Der deutsche Wortschatz von 1600 bis heute.

happig

Grammatik Adjektiv
Aussprache 
Worttrennung hap-pig
eWDG

Bedeutung

salopp stark, groß
Beispiele:
eine happige Kälte
happige Preise (= unverschämte Preise)
das ist doch zu happig
er aß und trank aber happig (= sehr viel)
der Schnee fiel gleich happig (= der Schnee fiel in großer Menge)
Geiz, der … immer happig (= gierig) nach guten Anlagen und einträglichen Spekulationen schielt [ St. ZweigBalzac14]
Etymologisches Wörterbuch (Wolfgang Pfeifer)

Etymologie

Happen · happig
Happen m. ‘mundgerechtes Stück, Bissen’, seit dem 18. Jh. nachweisbar und wahrscheinlich lautmalend in der Kindersprache entstanden (vgl. die Interjektion happ, die das Zuschnappen lautlich nachahmt). Das gleichlautende Verb nd. nl. happen ‘schnappen, verschlingen’ bringt Pokorny 1, 528 (bei Annahme einer affektischen Gemination der germ.
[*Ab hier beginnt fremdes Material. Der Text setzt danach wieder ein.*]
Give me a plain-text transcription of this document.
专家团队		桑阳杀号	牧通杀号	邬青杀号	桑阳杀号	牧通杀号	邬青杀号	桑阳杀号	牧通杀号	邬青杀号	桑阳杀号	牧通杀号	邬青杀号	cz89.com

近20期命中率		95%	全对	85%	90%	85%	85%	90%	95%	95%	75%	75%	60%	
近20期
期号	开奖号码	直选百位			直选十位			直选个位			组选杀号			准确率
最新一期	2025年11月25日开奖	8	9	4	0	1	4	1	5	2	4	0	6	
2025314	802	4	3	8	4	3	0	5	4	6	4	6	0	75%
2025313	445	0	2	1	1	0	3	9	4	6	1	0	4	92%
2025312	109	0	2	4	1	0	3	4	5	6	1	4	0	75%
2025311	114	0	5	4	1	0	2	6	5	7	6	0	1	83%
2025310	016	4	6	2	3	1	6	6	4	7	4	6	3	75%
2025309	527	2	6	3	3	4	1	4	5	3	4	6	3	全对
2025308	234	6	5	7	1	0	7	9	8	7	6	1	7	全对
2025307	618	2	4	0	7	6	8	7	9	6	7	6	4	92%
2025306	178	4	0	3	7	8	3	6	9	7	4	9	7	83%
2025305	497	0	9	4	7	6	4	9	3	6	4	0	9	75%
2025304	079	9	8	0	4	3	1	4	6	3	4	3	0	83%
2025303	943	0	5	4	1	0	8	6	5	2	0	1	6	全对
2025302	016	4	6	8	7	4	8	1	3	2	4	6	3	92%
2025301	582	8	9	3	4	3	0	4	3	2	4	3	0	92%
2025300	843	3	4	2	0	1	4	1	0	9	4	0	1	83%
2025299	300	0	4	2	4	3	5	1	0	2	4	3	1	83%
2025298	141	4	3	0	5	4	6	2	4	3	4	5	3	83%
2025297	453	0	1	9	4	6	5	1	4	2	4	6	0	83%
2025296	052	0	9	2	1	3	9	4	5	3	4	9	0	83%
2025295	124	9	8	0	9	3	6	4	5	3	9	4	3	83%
Formen) in Zusammenhang mit lat. capere ‘nehmen, fassen, ergreifen’, griech. káptein (κάπτειν) ‘schnappen, schlucken’ und dadurch mit der Wurzel ie. *kap- ‘fassen’ (s. heben), die als Nachahmung des Schnapplautes aufzufassen sein dürfte. – happig Adj. ‘gierig, unmäßig, schwer zu schlucken’ (18. Jh.), meist übertragen im Sinne von ‘derb, ungewöhnlich stark’. daher auch ‘unzumutbar, Unwillen erregend’.

Thesaurus

Synonymgruppe
(jemanden) viel Geld kosten · kostenträchtig · kostspielig  ●  teuer  Hauptform · (ein) Loch in die Kasse reißen  ugs., fig. · (ein) Loch ins Portmonee reißen  ugs., fig. · (ein) teurer Spaß  ugs., ironisierend · (ein) teures Vergnügen  ugs., ironisierend · deier  ugs., bayr. · gepfeffert (Preis)  ugs., fig. · gesalzen (Preis, Forderung)  ugs., fig. · happig  ugs. · hochpreisig  fachspr. · im oberen Preissegment  fachspr., kaufmännisch, Jargon · ins Geld gehen  ugs. · ins Geld reißen  ugs. · kostenaufwendig  fachspr. · kostenaufwändig  fachspr. · kostenintensiv  fachspr. · preisintensiv  fachspr. · richtig Geld kosten  ugs. · saftig (Preis)  ugs., fig. · sich gewaschen haben (Preis)  ugs., fig. · stolz  ugs., fig.
Assoziationen
  • überhöhte Preise (fordern) · überzogene Preise (haben)  ●  es vom Lebendigen nehmen  Redensart · es von den Lebenden nehmen  Redensart · es von den Lebendigen nehmen  Redensart
  • (ein) beachtlicher Betrag · (eine) stolze Summe · viel Geld  ●  (eine) horrende Summe  negativ · (ein) Haufen Kohle  ugs. · (ein) hübsches Sümmchen  ugs. · da muss eine alte Frau lange für stricken  ugs., Spruch · eine Stange Geld  ugs. · ordentlich was  ugs.
  • (sich) bis aufs (letzte) Hemd ausziehen müssen · viel Geld bezahlen müssen  ●  bluten müssen (für)  ugs., fig.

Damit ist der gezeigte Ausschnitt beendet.